A cursory glance will not suffice. Beating a path through one's to-do list in record time leaves little room for noticing our surroundings. When we live rushed, frantic lives, we miss too much.
In 1622, John Donne reflected on the miraculous in the everyday. Donne said that if the mundane occurrences all around us were rare, we'd be astonished.
If it were unique, we'd behold it with wonder! Think about that possibility.
The sky darkens with rolling clouds, thunder cracks the air, rain arrives, driving downward from the sky, and passes. A rainbow appears in the East. We pause a moment to catch a glimpse of it, then go about our business. We've seen rainbows before. If this sequence were done but once -- or even every 100 years -- we would stare in awe and wonder. We would try desperately to capture it and record it for others for they would otherwise find it incredulous.

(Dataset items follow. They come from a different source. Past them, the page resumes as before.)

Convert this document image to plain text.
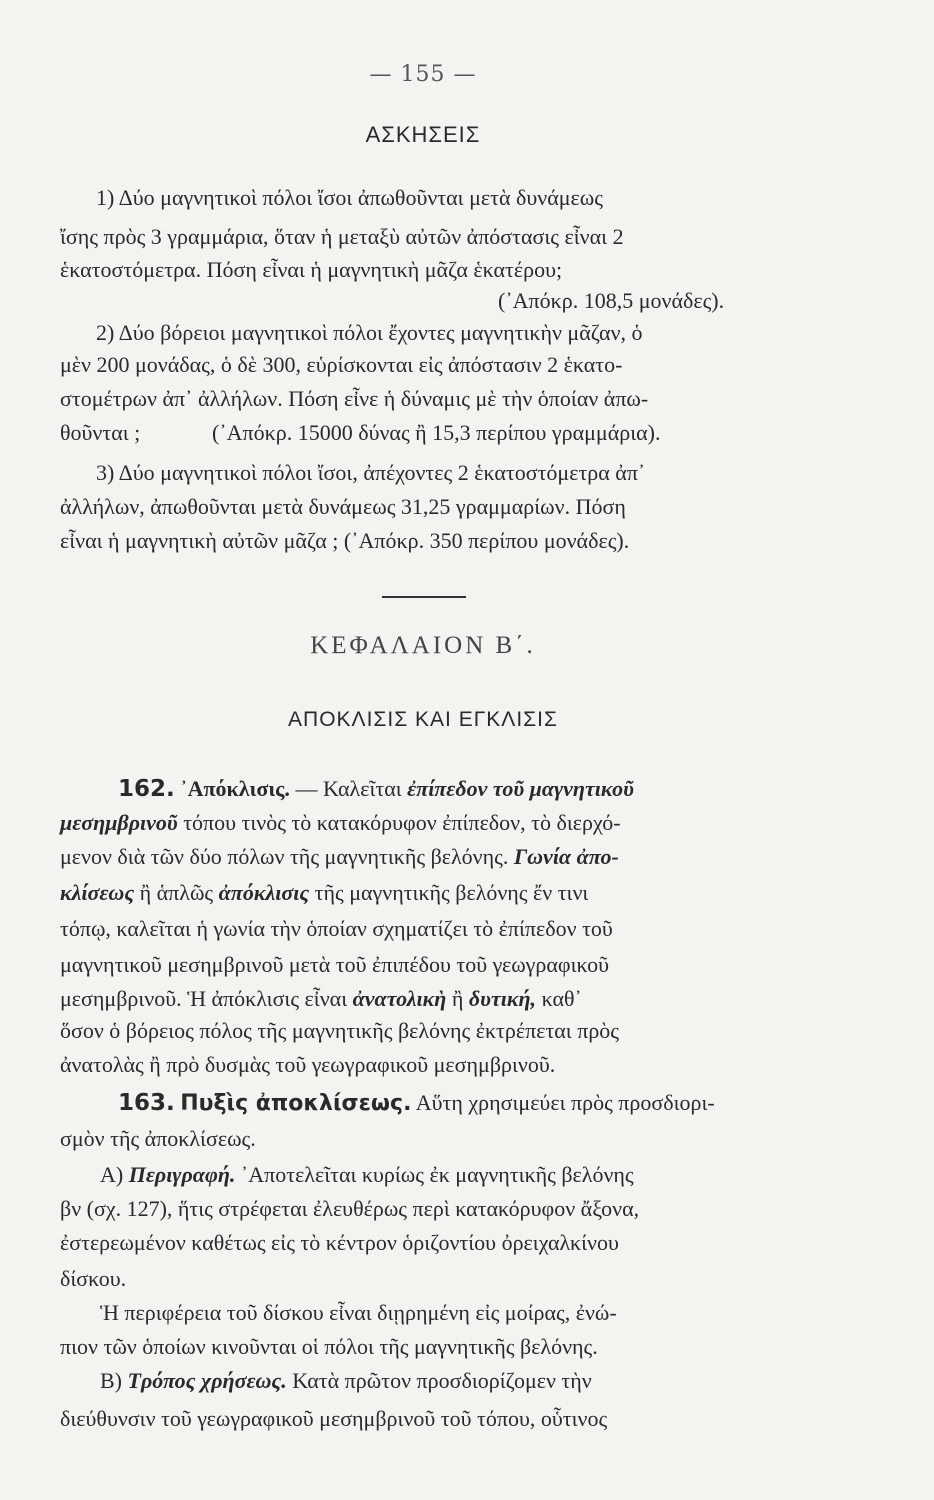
— 155 —
ΑΣΚΗΣΕΙΣ
1) Δύο μαγνητικοὶ πόλοι ἴσοι ἀπωθοῦνται μετὰ δυνάμεως
ἴσης πρὸς 3 γραμμάρια, ὅταν ἡ μεταξὺ αὐτῶν ἀπόστασις εἶναι 2
ἑκατοστόμετρα. Πόση εἶναι ἡ μαγνητικὴ μᾶζα ἑκατέρου;
(᾿Απόκρ. 108,5 μονάδες).
2) Δύο βόρειοι μαγνητικοὶ πόλοι ἔχοντες μαγνητικὴν μᾶζαν, ὁ
μὲν 200 μονάδας, ὁ δὲ 300, εὑρίσκονται εἰς ἀπόστασιν 2 ἑκατο-
στομέτρων ἀπ᾿ ἀλλήλων. Πόση εἶνε ἡ δύναμις μὲ τὴν ὁποίαν ἀπω-
θοῦνται ;	(᾿Απόκρ. 15000 δύνας ἢ 15,3 περίπου γραμμάρια).
3) Δύο μαγνητικοὶ πόλοι ἴσοι, ἀπέχοντες 2 ἑκατοστόμετρα ἀπ᾿
ἀλλήλων, ἀπωθοῦνται μετὰ δυνάμεως 31,25 γραμμαρίων. Πόση
εἶναι ἡ μαγνητικὴ αὐτῶν μᾶζα ; (᾿Απόκρ. 350 περίπου μονάδες).
ΚΕΦΑΛΑΙΟΝ Β΄.
ΑΠΟΚΛΙΣΙΣ ΚΑΙ ΕΓΚΛΙΣΙΣ
162. ᾿Απόκλισις. — Καλεῖται ἐπίπεδον τοῦ μαγνητικοῦ
μεσημβρινοῦ τόπου τινὸς τὸ κατακόρυφον ἐπίπεδον, τὸ διερχό-
μενον διὰ τῶν δύο πόλων τῆς μαγνητικῆς βελόνης. Γωνία ἀπο-
κλίσεως ἢ ἁπλῶς ἀπόκλισις τῆς μαγνητικῆς βελόνης ἔν τινι
τόπῳ, καλεῖται ἡ γωνία τὴν ὁποίαν σχηματίζει τὸ ἐπίπεδον τοῦ
μαγνητικοῦ μεσημβρινοῦ μετὰ τοῦ ἐπιπέδου τοῦ γεωγραφικοῦ
μεσημβρινοῦ. Ἡ ἀπόκλισις εἶναι ἀνατολικὴ ἢ δυτική, καθ᾿
ὅσον ὁ βόρειος πόλος τῆς μαγνητικῆς βελόνης ἐκτρέπεται πρὸς
ἀνατολὰς ἢ πρὸ δυσμὰς τοῦ γεωγραφικοῦ μεσημβρινοῦ.
163. Πυξὶς ἀποκλίσεως. Αὕτη χρησιμεύει πρὸς προσδιορι-
σμὸν τῆς ἀποκλίσεως.
Α) Περιγραφή. ᾿Αποτελεῖται κυρίως ἐκ μαγνητικῆς βελόνης
βν (σχ. 127), ἥτις στρέφεται ἐλευθέρως περὶ κατακόρυφον ἄξονα,
ἐστερεωμένον καθέτως εἰς τὸ κέντρον ὁριζοντίου ὀρειχαλκίνου
δίσκου.
Ἡ περιφέρεια τοῦ δίσκου εἶναι διῃρημένη εἰς μοίρας, ἐνώ-
πιον τῶν ὁποίων κινοῦνται οἱ πόλοι τῆς μαγνητικῆς βελόνης.
Β) Τρόπος χρήσεως. Κατὰ πρῶτον προσδιορίζομεν τὴν
διεύθυνσιν τοῦ γεωγραφικοῦ μεσημβρινοῦ τοῦ τόπου, οὗτινος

But, it's just another spring rain. And so we move on without noticing.
How many times do we do this? The sun rises and sets each day. Glorious colors fill the sky, and we fail to lift our eyes. It's just another day.
Some will protest that our lives would grind to a halt if we beheld the wonder in the natural world, the miraculous in the everyday. I think not. Rather, I believe our lives would be greatly enhanced by a new awareness of all that we fail to notice when we move through life on autopilot. Our senses would be heightened and our hearts attuned to subtleties only perceived by those who choose to look carefully.
It takes no more time to live with an eye for wonder, but it does take desire. And living into our heart's desire infuses our time with intensity and meaning. I thought about the simple acts of nature that rolled into today's welcome summer rain, and gave thanks.
John Donne, 1572-1631, Jacobean metaphysical writer of songs, poems, sermons and translations.